Department of Health Sciences, University Medical Center Groningen (UMCG), University of Groningen, Groningen, The Netherlands.
Asc Academics, Groningen, The Netherlands.
J Med Econ. 2021 Jan-Dec;24(1):1149-1163. doi: 10.1080/13696998.2021.1983291.
Rifaximin-α as an adjunct to lactulose is reimbursed in the Netherlands for prevention of the third and subsequent episodes of overt Hepatic Encephalopathy (HE) in cirrhotic patients. However, use of rifaximin-α remains limited. This study evaluates the clinical and economic impact of treating all patients eligible under Dutch reimbursement conditions with rifaximin-α as an adjunct to lactulose for the prevention of overt HE in the Netherlands from a hospital and healthcare payer's perspective.

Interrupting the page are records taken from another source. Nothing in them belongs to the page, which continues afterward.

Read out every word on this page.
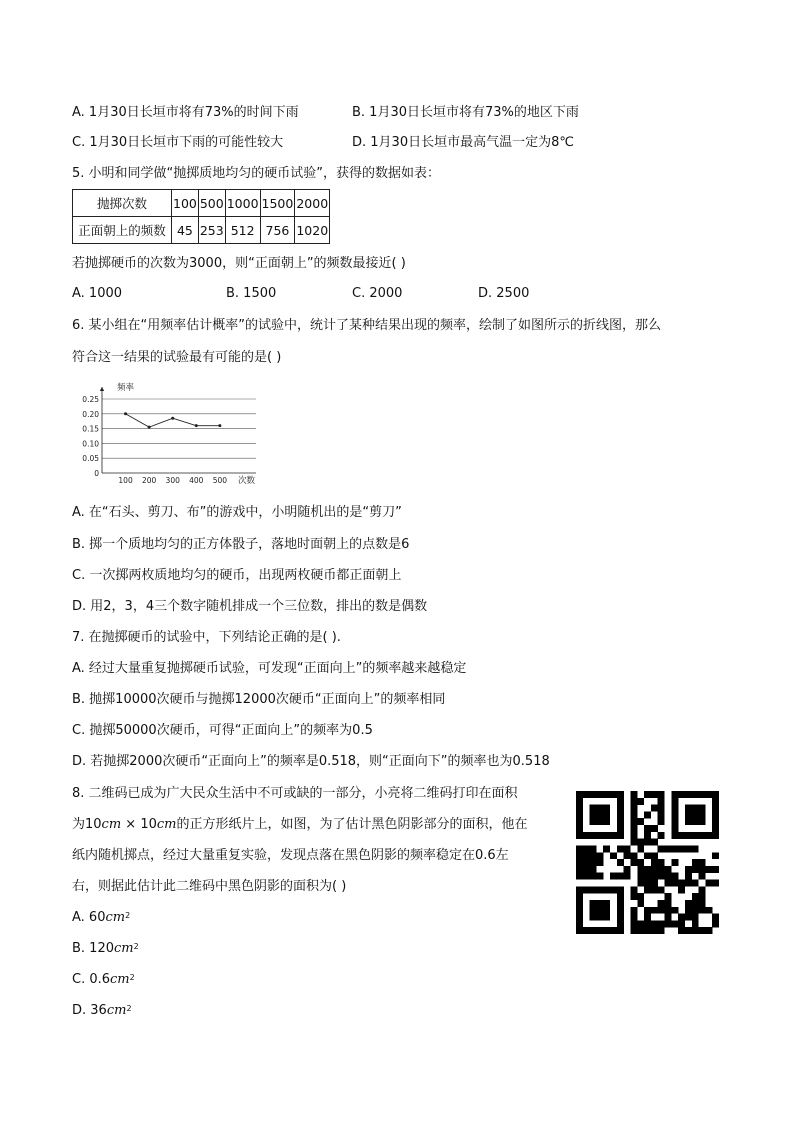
A. 1月30日长垣市将有73%的时间下雨	B. 1月30日长垣市将有73%的地区下雨
C. 1月30日长垣市下雨的可能性较大	D. 1月30日长垣市最高气温一定为8℃
5. 小明和同学做“抛掷质地均匀的硬币试验”，获得的数据如表：
抛掷次数	100	500	1000	1500	2000
正面朝上的频数	45	253	512	756	1020
若抛掷硬币的次数为3000，则“正面朝上”的频数最接近( )
A. 1000	B. 1500	C. 2000	D. 2500
6. 某小组在“用频率估计概率”的试验中，统计了某种结果出现的频率，绘制了如图所示的折线图，那么
符合这一结果的试验最有可能的是( )
0
0.05
0.10
0.15
0.20
0.25
100 200 300 400 500
频率
次数
A. 在“石头、剪刀、布”的游戏中，小明随机出的是“剪刀”
B. 掷一个质地均匀的正方体骰子，落地时面朝上的点数是6
C. 一次掷两枚质地均匀的硬币，出现两枚硬币都正面朝上
D. 用2，3，4三个数字随机排成一个三位数，排出的数是偶数
7. 在抛掷硬币的试验中，下列结论正确的是( ).
A. 经过大量重复抛掷硬币试验，可发现“正面向上”的频率越来越稳定
B. 抛掷10000次硬币与抛掷12000次硬币“正面向上”的频率相同
C. 抛掷50000次硬币，可得“正面向上”的频率为0.5
D. 若抛掷2000次硬币“正面向上”的频率是0.518，则“正面向下”的频率也为0.518
8. 二维码已成为广大民众生活中不可或缺的一部分，小亮将二维码打印在面积
为10cm × 10cm的正方形纸片上，如图，为了估计黑色阴影部分的面积，他在
纸内随机掷点，经过大量重复实验，发现点落在黑色阴影的频率稳定在0.6左
右，则据此估计此二维码中黑色阴影的面积为( )
A. $60cm^2$
B. $120cm^2$
C. $0.6cm^2$
D. $36cm^2$
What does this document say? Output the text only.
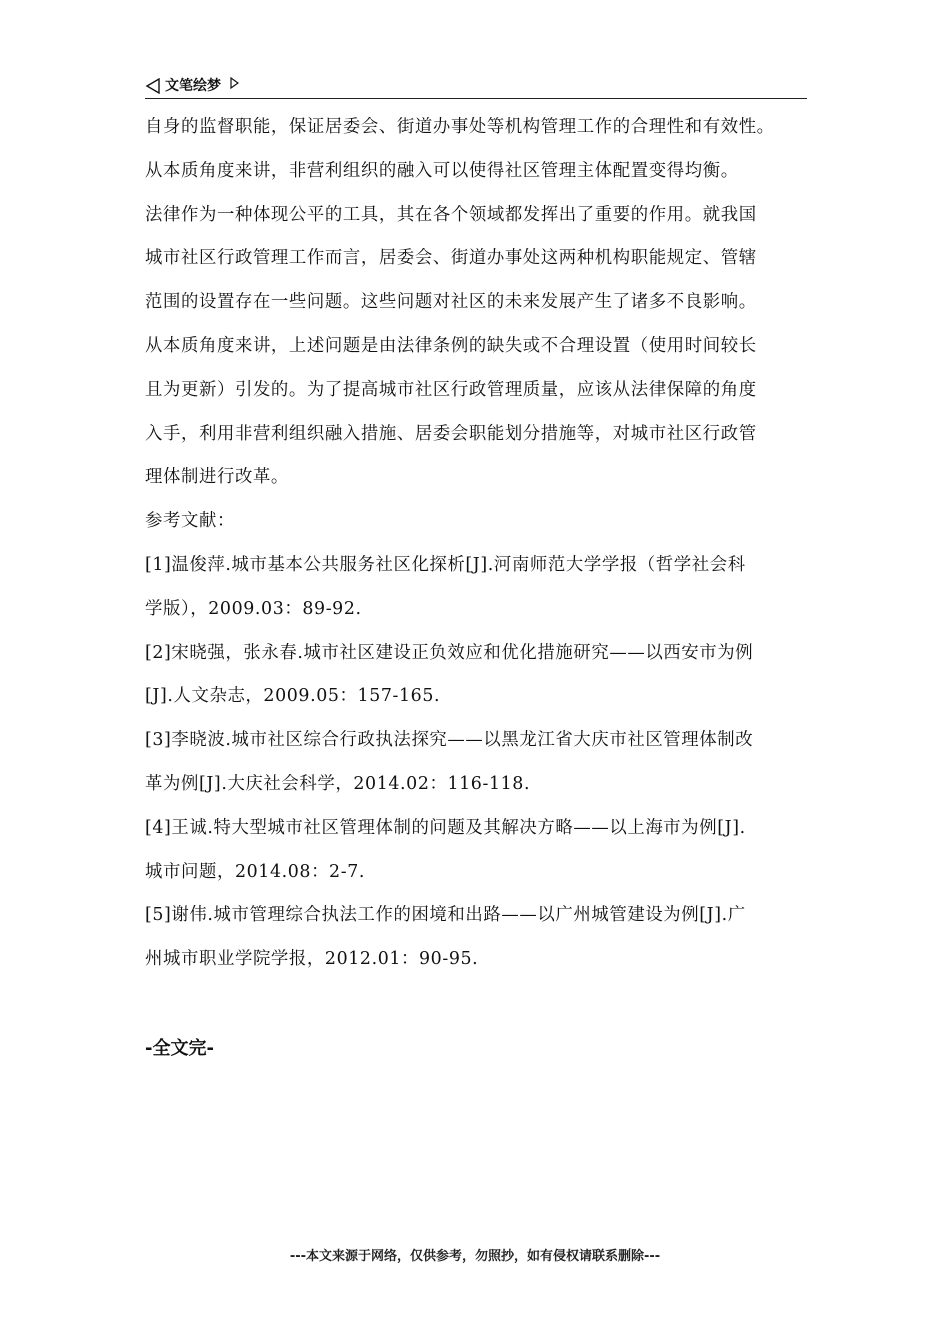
文笔绘梦
自身的监督职能，保证居委会、街道办事处等机构管理工作的合理性和有效性。
从本质角度来讲，非营利组织的融入可以使得社区管理主体配置变得均衡。
法律作为一种体现公平的工具，其在各个领域都发挥出了重要的作用。就我国
城市社区行政管理工作而言，居委会、街道办事处这两种机构职能规定、管辖
范围的设置存在一些问题。这些问题对社区的未来发展产生了诸多不良影响。
从本质角度来讲，上述问题是由法律条例的缺失或不合理设置（使用时间较长
且为更新）引发的。为了提高城市社区行政管理质量，应该从法律保障的角度
入手，利用非营利组织融入措施、居委会职能划分措施等，对城市社区行政管
理体制进行改革。
参考文献：
[1]温俊萍.城市基本公共服务社区化探析[J].河南师范大学学报（哲学社会科
学版），2009.03：89-92.
[2]宋晓强，张永春.城市社区建设正负效应和优化措施研究——以西安市为例
[J].人文杂志，2009.05：157-165.
[3]李晓波.城市社区综合行政执法探究——以黑龙江省大庆市社区管理体制改
革为例[J].大庆社会科学，2014.02：116-118.
[4]王诚.特大型城市社区管理体制的问题及其解决方略——以上海市为例[J].
城市问题，2014.08：2-7.
[5]谢伟.城市管理综合执法工作的困境和出路——以广州城管建设为例[J].广
州城市职业学院学报，2012.01：90-95.
-全文完-
---本文来源于网络，仅供参考，勿照抄，如有侵权请联系删除---
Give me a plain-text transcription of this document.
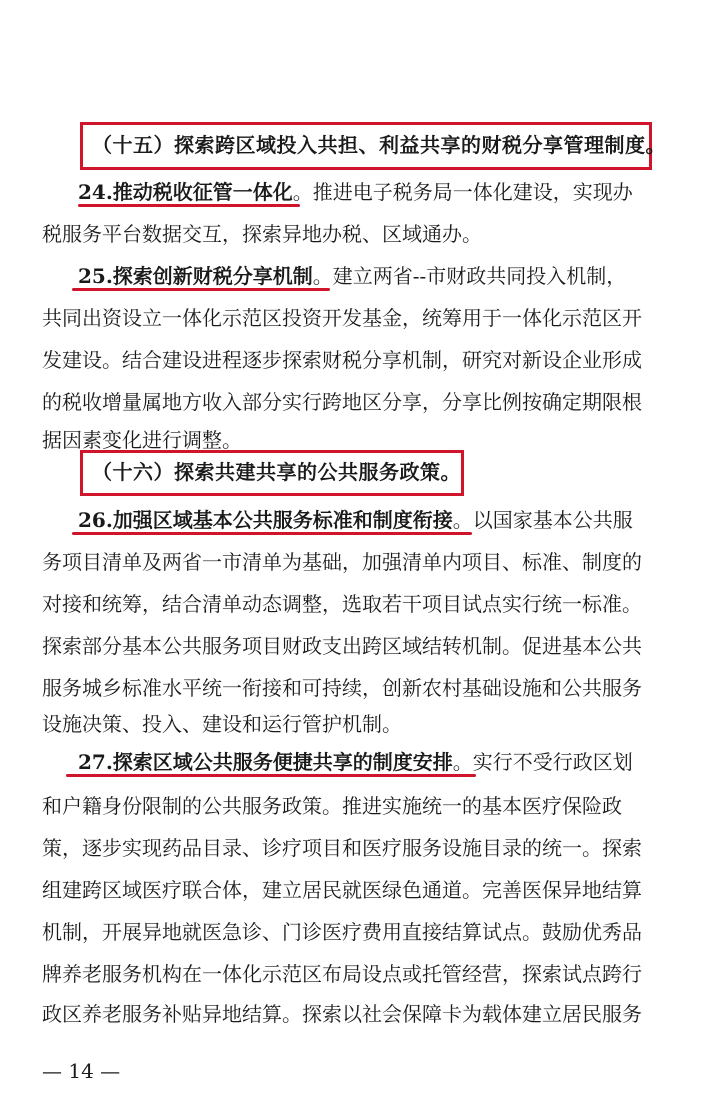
（十五）探索跨区域投入共担、利益共享的财税分享管理制度。
24.推动税收征管一体化。推进电子税务局一体化建设，实现办
税服务平台数据交互，探索异地办税、区域通办。
25.探索创新财税分享机制。建立两省--市财政共同投入机制，
共同出资设立一体化示范区投资开发基金，统筹用于一体化示范区开
发建设。结合建设进程逐步探索财税分享机制，研究对新设企业形成
的税收增量属地方收入部分实行跨地区分享，分享比例按确定期限根
据因素变化进行调整。
（十六）探索共建共享的公共服务政策。
26.加强区域基本公共服务标准和制度衔接。以国家基本公共服
务项目清单及两省一市清单为基础，加强清单内项目、标准、制度的
对接和统筹，结合清单动态调整，选取若干项目试点实行统一标准。
探索部分基本公共服务项目财政支出跨区域结转机制。促进基本公共
服务城乡标准水平统一衔接和可持续，创新农村基础设施和公共服务
设施决策、投入、建设和运行管护机制。
27.探索区域公共服务便捷共享的制度安排。实行不受行政区划
和户籍身份限制的公共服务政策。推进实施统一的基本医疗保险政
策，逐步实现药品目录、诊疗项目和医疗服务设施目录的统一。探索
组建跨区域医疗联合体，建立居民就医绿色通道。完善医保异地结算
机制，开展异地就医急诊、门诊医疗费用直接结算试点。鼓励优秀品
牌养老服务机构在一体化示范区布局设点或托管经营，探索试点跨行
政区养老服务补贴异地结算。探索以社会保障卡为载体建立居民服务
— 14 —
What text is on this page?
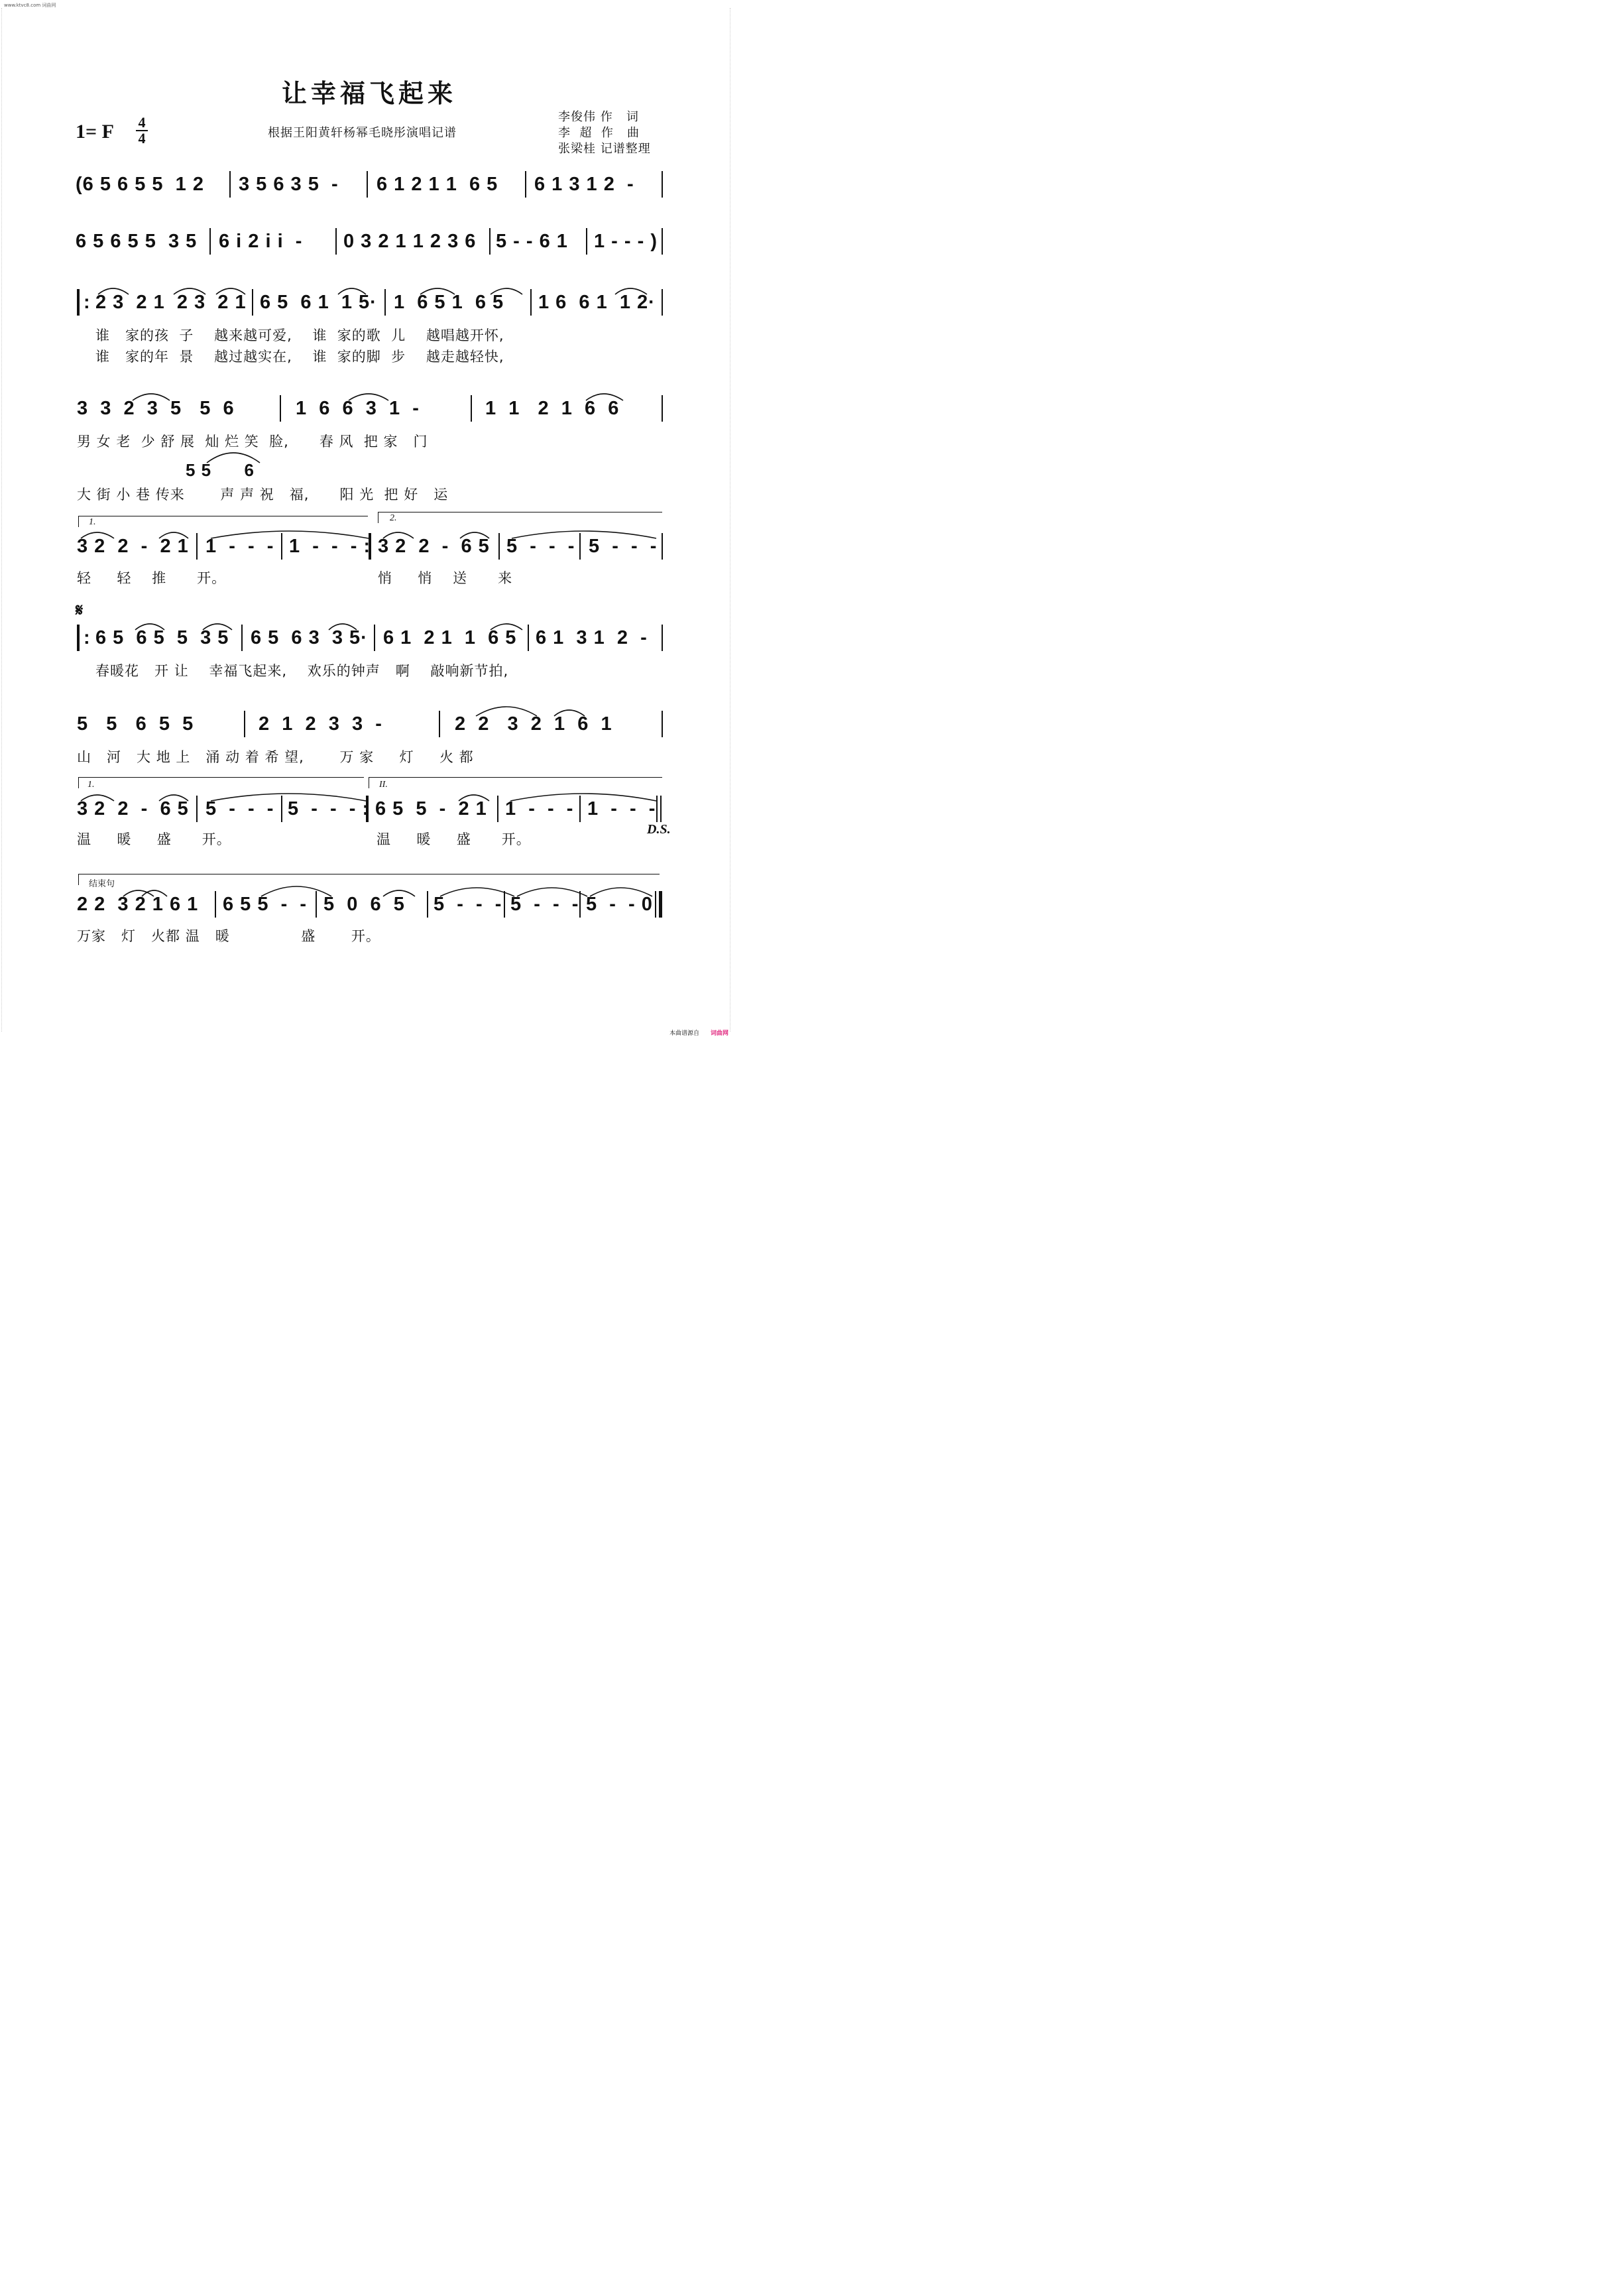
www.ktvc8.com 词曲网
让幸福飞起来
1= F 4
4	根据王阳黄轩杨幂毛晓彤演唱记谱
李俊伟 作   词
李  超  作   曲
张梁桂 记谱整理
(6 5 6 5 5  1 2 3 5 6 3 5  - 6 1 2 1 1  6 5 6 1 3 1 2  -
6 5 6 5 5  3 5 6 i 2 i i  - 0 3 2 1 1 2 3 6 5 - - 6 1 1 - - - )
: 2 3  2 1  2 3  2 1 6 5  6 1  1 5· 1  6 5 1  6 5 1 6  6 1  1 2·
谁   家的孩  子    越来越可爱,    谁  家的歌  儿    越唱越开怀,
谁   家的年  景    越过越实在,    谁  家的脚  步    越走越轻快,
3  3  2  3  5   5  6	1  6  6  3  1  -	1  1   2  1  6  6
男 女 老  少 舒 展  灿 烂 笑  脸,      春 风  把 家   门
5 5      6
大 街 小 巷 传来       声 声 祝   福,      阳 光  把 好   运
1.	2.
3 2  2  -  2 1 1  -  -  - 1  -  -  - : 3 2  2  -  6 5 5  -  -  - 5  -  -  -
轻     轻    推      开。	悄     悄    送      来
𝄋
: 6 5  6 5  5  3 5 6 5  6 3  3 5· 6 1  2 1  1  6 5 6 1  3 1  2  -
春暖花   开 让    幸福飞起来,    欢乐的钟声   啊    敲响新节拍,
5   5   6  5  5	2  1  2  3  3  -	2  2   3  2  1  6  1
山   河   大 地 上   涌 动 着 希 望,       万 家     灯     火 都
1.	II.
3 2  2  -  6 5 5  -  -  - 5  -  -  - : 6 5  5  -  2 1 1  -  -  - 1  -  -  -
D.S.
温     暖     盛      开。	温     暖     盛      开。
结束句
2 2  3 2 1 6 1 6 5 5  -  - 5  0  6  5 5  -  -  - 5  -  -  - 5  -  - 0
万家   灯   火都 温   暖              盛       开。
本曲谱源自 词曲网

A budget impact analysis was performed following national and international guidelines. Resource use was based on Dutch real-world data. HE-related cost inputs were based on the declaration codes, Dutch cost manual, and actual drug list prices. Several sensitivity and scenario analyses were conducted to assess model robustness.
Treating eligible HE patients with rifaximin-α in addition to lactulose saves €4,487 and costs €249 per patient over a 5-year period compared with lactulose monotherapy from hospital and healthcare payer's perspectives, respectively. In the Netherlands, an estimated 38% of the 2,567 eligible patients are currently being treated with rifaximin-α. Optimizing rifaximin-α use by treating all eligible patients with the rifaximin-α + lactulose could save more than 3,000 hospital admissions, almost 15,000 hospital bed days, and 300 deaths over a 5-year period. Despite increased drug costs, treatment is estimated to result in potential cost savings over a 5-year period of 7.2 million euros from a Dutch hospital perspective. The budget impact is 397,770 euros from a healthcare payer's perspective.
Next to a clinical perspective, also from an economic perspective, wider prescription of rifaximin-α adhering to guidelines could be beneficial to reduce costs from a hospital perspective. From a healthcare payer's perspective, costs increase with addition of rifaximin-α due to relative better survival causing relatively higher drug and liver transplantation-related costs.
利福昔明-α 联合乳果糖用于预防肝硬化患者第三次及以后显性肝性脑病(HE)发作,在荷兰可获得报销。然而,利福昔明-α 的使用仍然受到限制。本研究从医院和医疗保健支付者的角度,评估根据荷兰报销条件,对所有符合条件的患者使用利福昔明-α 联合乳果糖治疗显性 HE,对荷兰的临床和经济影响。
根据国家和国际指南进行预算影响分析。资源使用基于荷兰真实世界数据。HE 相关成本输入基于申报代码、荷兰成本手册和实际药物清单价格。进行了几种敏感性和情景分析,以评估模型的稳健性。
从医院和医疗保健支付者的角度来看,与乳果糖单药治疗相比,在 5 年内,用利福昔明-α 联合乳果糖治疗符合条件的 HE 患者可节省 4487 欧元,并使每位患者的成本降低 249 欧元。在荷兰,估计目前有 2567 名符合条件的患者中有 38%正在用利福昔明-α 治疗。通过用利福昔明-α+乳果糖治疗所有符合条件的患者,优化利福昔明-α 的使用,在 5 年内可节省 3000 多次住院治疗、近 15000 个住院床位日和 300 例死亡。尽管药物成本增加,但从荷兰医院的角度来看,在 5 年内治疗估计可节省 720 万欧元的潜在成本。从医疗保健支付者的角度来看,预算影响为 397770 欧元。
除了临床观点外,从经济角度来看,更广泛地遵循指南处方利福昔明-α,也可能有助于降低医院的成本。从医疗保健支付者的角度来看,由于相对较高的生存,添加利福昔明-α 会导致相对较高的药物和肝移植相关成本,成本会增加。